Pre-Command Course
Lt. Col. Todd Fox and Lt. Col. Max Moore practice target acquisition inside a Stryker vehicle. The two are students in the Maneuver Pre-Command Course, the first combined Infantry and Armor session.

FORT BENNING, Ga. (Dec. 10, 2010) - Another batch of senior officers made it through Fort Benning's Pre-Command Course on Thursday, but this class made a little history.

The 18 Soldiers were students in the Maneuver Pre-Command Course, the first combined Infantry and Armor session. Maj. Greg Curry, the course manager, said a few Armor officers attended in the past, but it's now fully integrated and all will come here as part of the move from Fort Knox, Ky.

"It's like a culmination event - one of the last few things that solidifies the fact we have to start working a little closer with our brothers as the Armor force comes here to get established at Fort Benning," he said. "We truly believe this is one force, one fight."

While the title is different, the program is still aimed at preparing officers for battalion command or a leadership role in the Army's equipment fielding process, something that would have broad impact on large groups of Soldiers, Curry said.
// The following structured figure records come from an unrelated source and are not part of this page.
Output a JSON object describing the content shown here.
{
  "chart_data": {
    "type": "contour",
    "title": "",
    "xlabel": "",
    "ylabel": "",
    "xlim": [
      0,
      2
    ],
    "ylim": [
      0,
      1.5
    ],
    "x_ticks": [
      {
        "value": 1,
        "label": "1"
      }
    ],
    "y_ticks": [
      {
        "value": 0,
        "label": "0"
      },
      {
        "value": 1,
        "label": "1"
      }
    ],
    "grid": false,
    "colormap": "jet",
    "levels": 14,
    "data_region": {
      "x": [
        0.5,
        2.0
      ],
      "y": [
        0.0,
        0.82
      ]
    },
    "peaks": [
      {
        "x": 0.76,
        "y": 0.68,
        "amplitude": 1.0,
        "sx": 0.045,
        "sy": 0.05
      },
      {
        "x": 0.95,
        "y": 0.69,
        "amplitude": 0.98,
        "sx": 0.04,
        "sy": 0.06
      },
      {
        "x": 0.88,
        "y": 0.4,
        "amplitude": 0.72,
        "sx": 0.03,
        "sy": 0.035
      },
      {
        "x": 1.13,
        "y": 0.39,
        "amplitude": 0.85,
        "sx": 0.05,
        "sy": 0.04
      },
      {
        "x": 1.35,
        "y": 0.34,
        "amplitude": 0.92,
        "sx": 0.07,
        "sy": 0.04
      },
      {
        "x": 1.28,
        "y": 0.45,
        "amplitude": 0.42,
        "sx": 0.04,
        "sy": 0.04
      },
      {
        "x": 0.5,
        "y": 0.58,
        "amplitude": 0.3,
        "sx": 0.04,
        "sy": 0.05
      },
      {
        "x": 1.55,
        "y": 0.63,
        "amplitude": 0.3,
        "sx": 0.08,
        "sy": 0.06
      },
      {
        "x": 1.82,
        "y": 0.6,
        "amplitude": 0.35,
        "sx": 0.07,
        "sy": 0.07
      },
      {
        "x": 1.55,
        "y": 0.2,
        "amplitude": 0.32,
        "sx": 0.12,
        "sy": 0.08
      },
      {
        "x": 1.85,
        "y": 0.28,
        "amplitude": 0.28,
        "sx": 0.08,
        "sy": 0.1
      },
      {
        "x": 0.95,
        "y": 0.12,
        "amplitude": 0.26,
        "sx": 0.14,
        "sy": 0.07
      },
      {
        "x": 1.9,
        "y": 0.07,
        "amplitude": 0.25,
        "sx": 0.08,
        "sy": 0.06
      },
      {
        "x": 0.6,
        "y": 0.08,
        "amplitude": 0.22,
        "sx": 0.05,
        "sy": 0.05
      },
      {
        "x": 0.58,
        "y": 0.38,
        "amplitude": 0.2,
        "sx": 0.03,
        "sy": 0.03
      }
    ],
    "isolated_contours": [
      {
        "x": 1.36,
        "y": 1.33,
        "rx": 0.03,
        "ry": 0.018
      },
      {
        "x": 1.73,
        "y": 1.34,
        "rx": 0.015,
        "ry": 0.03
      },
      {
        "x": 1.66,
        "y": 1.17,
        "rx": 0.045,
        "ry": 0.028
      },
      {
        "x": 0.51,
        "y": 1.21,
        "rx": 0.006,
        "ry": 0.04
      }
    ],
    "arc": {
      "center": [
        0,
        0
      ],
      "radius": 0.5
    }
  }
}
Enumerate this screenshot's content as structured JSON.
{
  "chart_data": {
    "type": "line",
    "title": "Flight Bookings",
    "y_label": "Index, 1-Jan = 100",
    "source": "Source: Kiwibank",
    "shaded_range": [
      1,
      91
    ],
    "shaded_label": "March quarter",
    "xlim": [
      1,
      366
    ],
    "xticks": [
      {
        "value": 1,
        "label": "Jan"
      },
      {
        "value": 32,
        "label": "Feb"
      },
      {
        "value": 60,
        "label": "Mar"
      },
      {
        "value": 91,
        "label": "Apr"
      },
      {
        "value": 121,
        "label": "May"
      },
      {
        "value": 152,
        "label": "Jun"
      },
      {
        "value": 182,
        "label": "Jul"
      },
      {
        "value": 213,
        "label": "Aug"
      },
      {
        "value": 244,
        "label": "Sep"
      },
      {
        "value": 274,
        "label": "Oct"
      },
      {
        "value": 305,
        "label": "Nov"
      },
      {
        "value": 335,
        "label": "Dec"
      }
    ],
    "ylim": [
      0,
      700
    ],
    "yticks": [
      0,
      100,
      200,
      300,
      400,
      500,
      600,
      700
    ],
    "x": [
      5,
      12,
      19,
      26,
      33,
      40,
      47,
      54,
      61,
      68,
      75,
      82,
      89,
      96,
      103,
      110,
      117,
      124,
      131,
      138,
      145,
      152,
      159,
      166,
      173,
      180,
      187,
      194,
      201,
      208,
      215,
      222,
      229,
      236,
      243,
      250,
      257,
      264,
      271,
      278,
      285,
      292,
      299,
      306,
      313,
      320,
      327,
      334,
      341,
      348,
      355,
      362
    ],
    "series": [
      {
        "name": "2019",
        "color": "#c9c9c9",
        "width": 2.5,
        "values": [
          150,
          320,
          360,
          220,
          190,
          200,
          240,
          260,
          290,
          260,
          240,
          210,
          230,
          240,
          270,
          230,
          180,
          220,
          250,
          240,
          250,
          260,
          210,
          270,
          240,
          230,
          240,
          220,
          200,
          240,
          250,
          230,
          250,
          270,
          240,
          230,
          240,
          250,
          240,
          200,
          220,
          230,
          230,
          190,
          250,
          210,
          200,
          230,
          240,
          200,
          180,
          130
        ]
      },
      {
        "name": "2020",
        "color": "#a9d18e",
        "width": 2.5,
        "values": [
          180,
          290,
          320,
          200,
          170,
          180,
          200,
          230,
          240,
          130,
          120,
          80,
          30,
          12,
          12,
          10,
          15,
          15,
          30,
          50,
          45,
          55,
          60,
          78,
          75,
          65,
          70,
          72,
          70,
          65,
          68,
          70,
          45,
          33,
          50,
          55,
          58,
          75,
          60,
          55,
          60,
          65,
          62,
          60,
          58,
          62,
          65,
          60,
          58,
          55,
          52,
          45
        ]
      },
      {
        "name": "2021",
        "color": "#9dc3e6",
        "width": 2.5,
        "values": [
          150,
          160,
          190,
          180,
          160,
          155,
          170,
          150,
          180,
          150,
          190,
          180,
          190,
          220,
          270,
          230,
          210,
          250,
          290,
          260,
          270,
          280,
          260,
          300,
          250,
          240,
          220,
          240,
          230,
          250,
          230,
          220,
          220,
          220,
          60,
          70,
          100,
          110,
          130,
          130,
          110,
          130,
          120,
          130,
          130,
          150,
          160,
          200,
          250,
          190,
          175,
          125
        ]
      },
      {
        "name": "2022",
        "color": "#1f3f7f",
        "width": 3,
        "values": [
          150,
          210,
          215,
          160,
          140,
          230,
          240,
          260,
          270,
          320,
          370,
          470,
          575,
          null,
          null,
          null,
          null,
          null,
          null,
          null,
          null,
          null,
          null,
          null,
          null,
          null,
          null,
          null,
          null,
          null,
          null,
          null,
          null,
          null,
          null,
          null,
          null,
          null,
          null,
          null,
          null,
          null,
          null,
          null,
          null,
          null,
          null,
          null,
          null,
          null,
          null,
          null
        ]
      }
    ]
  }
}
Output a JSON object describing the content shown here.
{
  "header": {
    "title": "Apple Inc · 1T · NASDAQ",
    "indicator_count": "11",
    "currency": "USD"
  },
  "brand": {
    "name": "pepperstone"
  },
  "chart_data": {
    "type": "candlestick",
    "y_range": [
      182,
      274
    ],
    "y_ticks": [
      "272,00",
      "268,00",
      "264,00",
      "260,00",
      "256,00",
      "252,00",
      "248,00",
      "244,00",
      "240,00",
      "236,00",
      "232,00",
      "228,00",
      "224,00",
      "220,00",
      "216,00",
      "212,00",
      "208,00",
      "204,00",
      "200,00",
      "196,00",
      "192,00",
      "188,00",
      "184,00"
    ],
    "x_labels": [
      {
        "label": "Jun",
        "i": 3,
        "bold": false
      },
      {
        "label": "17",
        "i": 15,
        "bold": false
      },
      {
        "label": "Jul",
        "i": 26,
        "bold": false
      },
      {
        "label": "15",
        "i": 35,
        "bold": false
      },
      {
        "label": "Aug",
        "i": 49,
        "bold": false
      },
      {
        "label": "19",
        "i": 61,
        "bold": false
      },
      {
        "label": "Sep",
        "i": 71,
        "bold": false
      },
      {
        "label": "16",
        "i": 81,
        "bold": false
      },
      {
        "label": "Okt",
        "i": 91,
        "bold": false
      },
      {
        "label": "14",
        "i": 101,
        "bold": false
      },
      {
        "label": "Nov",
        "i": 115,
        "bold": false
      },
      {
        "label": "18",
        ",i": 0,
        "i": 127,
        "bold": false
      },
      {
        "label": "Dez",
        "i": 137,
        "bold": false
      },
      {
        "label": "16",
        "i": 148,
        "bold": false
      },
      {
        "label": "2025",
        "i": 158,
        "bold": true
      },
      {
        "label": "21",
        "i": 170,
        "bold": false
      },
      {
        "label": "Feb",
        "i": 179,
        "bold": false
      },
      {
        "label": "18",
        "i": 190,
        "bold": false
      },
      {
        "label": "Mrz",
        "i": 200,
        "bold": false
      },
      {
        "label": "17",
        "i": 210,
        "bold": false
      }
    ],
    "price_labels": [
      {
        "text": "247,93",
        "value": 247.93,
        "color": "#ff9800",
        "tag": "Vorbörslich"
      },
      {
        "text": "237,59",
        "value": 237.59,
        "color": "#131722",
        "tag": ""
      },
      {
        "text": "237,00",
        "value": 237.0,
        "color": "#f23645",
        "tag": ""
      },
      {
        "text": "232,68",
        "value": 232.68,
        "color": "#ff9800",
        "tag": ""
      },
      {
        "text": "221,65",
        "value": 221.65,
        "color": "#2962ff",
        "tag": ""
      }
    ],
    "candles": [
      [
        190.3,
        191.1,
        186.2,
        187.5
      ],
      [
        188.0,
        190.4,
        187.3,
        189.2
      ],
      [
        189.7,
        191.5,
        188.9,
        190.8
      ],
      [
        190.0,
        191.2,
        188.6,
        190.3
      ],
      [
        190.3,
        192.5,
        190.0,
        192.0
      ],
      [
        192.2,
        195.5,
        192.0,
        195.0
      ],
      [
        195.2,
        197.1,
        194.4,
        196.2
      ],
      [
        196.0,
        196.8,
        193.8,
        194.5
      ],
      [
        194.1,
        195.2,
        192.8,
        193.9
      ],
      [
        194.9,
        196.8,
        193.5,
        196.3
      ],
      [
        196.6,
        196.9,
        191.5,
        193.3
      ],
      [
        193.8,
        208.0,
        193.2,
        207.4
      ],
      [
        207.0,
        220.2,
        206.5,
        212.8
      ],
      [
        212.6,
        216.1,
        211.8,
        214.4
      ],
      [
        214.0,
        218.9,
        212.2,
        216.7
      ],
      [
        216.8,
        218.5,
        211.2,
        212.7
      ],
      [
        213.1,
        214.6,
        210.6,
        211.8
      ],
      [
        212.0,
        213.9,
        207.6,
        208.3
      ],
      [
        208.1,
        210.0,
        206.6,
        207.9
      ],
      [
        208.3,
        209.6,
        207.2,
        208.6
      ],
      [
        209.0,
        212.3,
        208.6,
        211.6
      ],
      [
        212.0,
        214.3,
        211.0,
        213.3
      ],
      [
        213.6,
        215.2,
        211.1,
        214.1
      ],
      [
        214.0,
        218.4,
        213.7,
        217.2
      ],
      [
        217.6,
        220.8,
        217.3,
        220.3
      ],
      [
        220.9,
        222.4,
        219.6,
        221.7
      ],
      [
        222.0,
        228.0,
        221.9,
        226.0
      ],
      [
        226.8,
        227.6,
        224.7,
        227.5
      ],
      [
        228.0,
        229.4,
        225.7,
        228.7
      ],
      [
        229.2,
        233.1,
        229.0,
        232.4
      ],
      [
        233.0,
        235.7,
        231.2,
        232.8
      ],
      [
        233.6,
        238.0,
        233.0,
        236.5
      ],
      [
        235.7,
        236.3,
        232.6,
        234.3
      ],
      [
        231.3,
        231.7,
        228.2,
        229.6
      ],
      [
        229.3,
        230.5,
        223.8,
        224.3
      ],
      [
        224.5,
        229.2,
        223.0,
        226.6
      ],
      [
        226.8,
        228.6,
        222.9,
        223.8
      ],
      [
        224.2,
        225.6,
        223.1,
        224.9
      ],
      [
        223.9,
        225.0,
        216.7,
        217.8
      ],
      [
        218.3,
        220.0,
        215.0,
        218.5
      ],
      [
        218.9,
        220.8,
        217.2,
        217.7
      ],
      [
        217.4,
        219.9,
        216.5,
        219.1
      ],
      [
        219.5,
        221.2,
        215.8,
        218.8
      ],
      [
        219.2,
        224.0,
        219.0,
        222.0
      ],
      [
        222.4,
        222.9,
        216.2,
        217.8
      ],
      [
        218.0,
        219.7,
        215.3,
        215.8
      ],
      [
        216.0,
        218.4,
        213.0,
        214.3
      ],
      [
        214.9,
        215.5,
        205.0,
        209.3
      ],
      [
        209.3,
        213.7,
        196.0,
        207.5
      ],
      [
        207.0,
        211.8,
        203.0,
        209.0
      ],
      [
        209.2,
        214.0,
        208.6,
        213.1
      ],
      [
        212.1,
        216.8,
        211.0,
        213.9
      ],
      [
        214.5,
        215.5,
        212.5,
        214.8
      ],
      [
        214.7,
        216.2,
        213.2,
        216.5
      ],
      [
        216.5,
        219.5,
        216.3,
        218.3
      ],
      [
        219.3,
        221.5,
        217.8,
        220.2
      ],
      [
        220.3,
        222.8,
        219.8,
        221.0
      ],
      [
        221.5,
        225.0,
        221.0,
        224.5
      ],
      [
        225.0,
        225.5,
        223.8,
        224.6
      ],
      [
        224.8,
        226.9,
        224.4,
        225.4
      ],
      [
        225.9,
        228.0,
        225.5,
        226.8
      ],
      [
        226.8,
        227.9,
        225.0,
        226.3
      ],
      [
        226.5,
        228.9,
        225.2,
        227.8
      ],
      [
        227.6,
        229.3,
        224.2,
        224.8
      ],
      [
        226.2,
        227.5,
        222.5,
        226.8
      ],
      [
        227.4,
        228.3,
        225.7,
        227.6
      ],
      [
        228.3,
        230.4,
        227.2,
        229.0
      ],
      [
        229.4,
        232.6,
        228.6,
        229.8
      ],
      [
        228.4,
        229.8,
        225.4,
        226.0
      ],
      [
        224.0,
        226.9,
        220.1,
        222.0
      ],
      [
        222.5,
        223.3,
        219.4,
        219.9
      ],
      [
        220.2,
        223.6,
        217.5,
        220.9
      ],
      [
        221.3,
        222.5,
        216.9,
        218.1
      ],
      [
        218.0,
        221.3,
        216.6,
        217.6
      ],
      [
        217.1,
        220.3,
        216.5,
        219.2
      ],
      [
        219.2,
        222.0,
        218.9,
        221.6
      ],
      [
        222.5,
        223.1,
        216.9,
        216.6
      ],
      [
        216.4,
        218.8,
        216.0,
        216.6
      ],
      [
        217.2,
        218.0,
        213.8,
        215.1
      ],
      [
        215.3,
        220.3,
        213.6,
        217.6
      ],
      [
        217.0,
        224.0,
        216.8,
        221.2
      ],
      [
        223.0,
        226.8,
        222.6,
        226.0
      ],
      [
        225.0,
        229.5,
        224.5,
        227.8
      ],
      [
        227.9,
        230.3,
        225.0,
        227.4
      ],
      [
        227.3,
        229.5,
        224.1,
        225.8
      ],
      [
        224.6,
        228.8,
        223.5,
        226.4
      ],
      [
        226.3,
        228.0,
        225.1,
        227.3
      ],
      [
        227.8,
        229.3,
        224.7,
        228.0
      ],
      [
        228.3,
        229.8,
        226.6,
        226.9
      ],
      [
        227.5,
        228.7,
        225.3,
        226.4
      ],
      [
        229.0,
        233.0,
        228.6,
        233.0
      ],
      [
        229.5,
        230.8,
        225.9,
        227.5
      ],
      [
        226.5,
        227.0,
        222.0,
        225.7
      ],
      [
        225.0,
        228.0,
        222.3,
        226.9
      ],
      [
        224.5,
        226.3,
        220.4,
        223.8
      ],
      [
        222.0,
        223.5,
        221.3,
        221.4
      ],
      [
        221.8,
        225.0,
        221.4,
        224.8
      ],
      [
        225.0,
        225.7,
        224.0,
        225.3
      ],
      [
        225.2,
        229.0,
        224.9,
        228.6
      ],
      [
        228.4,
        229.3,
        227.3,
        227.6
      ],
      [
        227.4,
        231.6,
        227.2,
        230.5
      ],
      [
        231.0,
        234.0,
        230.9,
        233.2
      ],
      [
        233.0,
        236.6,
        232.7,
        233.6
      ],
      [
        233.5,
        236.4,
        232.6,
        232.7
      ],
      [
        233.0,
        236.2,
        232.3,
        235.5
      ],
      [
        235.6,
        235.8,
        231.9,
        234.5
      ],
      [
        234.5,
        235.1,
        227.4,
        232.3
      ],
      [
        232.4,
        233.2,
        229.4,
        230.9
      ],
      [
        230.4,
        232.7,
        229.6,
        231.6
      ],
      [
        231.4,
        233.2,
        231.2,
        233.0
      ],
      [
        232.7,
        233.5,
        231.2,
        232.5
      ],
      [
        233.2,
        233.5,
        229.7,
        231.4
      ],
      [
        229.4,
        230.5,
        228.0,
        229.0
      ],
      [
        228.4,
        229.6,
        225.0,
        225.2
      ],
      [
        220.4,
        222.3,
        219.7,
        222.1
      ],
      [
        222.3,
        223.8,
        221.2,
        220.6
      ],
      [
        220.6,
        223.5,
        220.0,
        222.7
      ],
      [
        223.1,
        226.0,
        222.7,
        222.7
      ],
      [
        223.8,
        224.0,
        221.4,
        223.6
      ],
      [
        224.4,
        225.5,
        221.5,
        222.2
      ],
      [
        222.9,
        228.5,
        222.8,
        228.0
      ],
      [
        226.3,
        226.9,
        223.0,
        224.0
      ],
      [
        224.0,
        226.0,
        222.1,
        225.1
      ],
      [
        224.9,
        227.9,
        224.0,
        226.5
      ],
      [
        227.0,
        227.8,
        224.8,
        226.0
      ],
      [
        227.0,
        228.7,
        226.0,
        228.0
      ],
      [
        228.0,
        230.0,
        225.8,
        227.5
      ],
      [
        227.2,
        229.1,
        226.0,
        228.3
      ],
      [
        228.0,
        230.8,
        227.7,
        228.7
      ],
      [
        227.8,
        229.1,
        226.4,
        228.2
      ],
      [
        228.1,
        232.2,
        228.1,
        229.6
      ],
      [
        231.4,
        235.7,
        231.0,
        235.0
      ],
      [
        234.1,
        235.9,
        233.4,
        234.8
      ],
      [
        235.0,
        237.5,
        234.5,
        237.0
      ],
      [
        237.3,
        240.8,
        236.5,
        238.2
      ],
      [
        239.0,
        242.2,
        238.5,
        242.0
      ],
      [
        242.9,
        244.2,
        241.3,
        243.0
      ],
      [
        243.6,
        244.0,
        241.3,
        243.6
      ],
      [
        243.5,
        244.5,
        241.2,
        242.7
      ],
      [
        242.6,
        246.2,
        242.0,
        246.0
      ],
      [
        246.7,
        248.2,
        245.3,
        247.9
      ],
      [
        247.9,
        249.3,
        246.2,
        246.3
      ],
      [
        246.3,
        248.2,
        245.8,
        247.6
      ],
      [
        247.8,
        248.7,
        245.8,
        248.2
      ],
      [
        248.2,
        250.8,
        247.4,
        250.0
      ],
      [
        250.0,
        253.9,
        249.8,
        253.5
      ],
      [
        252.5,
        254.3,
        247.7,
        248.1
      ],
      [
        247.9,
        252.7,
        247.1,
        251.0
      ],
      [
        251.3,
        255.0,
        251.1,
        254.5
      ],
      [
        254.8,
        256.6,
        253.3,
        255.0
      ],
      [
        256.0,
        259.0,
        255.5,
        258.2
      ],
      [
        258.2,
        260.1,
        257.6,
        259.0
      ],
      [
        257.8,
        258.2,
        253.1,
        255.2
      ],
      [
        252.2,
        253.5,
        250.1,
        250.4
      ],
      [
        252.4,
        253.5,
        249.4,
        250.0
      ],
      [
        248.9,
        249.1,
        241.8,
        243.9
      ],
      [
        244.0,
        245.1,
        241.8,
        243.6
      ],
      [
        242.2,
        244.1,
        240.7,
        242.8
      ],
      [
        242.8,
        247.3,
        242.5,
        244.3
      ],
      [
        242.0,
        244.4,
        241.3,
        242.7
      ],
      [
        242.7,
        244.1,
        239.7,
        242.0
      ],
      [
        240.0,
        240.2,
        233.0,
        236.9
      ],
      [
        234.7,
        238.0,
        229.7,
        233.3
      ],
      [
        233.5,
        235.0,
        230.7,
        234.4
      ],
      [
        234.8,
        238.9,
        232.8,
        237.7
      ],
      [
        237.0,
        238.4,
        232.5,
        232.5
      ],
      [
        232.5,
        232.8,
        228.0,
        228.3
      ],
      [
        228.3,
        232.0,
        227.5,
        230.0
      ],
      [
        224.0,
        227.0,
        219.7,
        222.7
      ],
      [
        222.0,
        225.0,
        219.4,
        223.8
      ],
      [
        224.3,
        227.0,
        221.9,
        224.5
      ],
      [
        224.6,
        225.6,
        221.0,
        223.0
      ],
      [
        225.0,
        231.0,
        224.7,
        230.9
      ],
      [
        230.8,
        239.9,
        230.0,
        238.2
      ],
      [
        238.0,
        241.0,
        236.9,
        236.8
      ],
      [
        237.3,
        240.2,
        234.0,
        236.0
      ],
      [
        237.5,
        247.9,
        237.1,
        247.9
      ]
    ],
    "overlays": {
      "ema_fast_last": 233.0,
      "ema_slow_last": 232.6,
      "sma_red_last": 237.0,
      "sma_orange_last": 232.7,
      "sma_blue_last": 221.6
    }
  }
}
Some haven't been in a Forces Command unit in a while, so this gets them reacclimated to the roots of their Infantry or Armor career fields. Students are refitted with tactical and technical expertise while getting a refresher on the warrior ethos.

"We reinvigorate them and teach them how to get it across to their subordinates," he said.
The eight-day course began Nov. 30 and included eight Infantry officers, seven Armor, two from the Army Acquisition Corps and an engineer.

Curry said the group had leadership discussions with Maj. Gen. Robert Brown, the Maneuver Center of Excellence and Fort Benning commanding general, along with the Infantry and Armor School commandants. The agenda also featured combined briefs on the Bradley fighting vehicle, Stryker Infantry carrier vehicle and master gunnery concepts.

"They get a very well-rounded view from both sides of the house," he said. "It helps them understand what those vehicles' capabilities and limitations are. The maintenance issues that come with those are very different."

A vital piece of the course took place Dec. 2 during the hands-on training exercise at Red Cloud Range, a firepower demonstration staged by Soldiers from the 29th Infantry Regiment. Curry said students receive individualized training, fire various weapons and get a chance to see some of the Army's latest equipment.

Uniting Armor and Infantry into the Maneuver Pre-Command Course is important for Fort Benning and the Army, he said.

"We both do significant things very differently. At the same time, the premise we're going off of is we do a lot of things alike," he said. "We can only make our force stronger by combining the two, to know and understand each other better. The way formations have changed the last few years, you're getting a mixed bag all within the same unit, so we need to be fully integrated in the combined arms fight."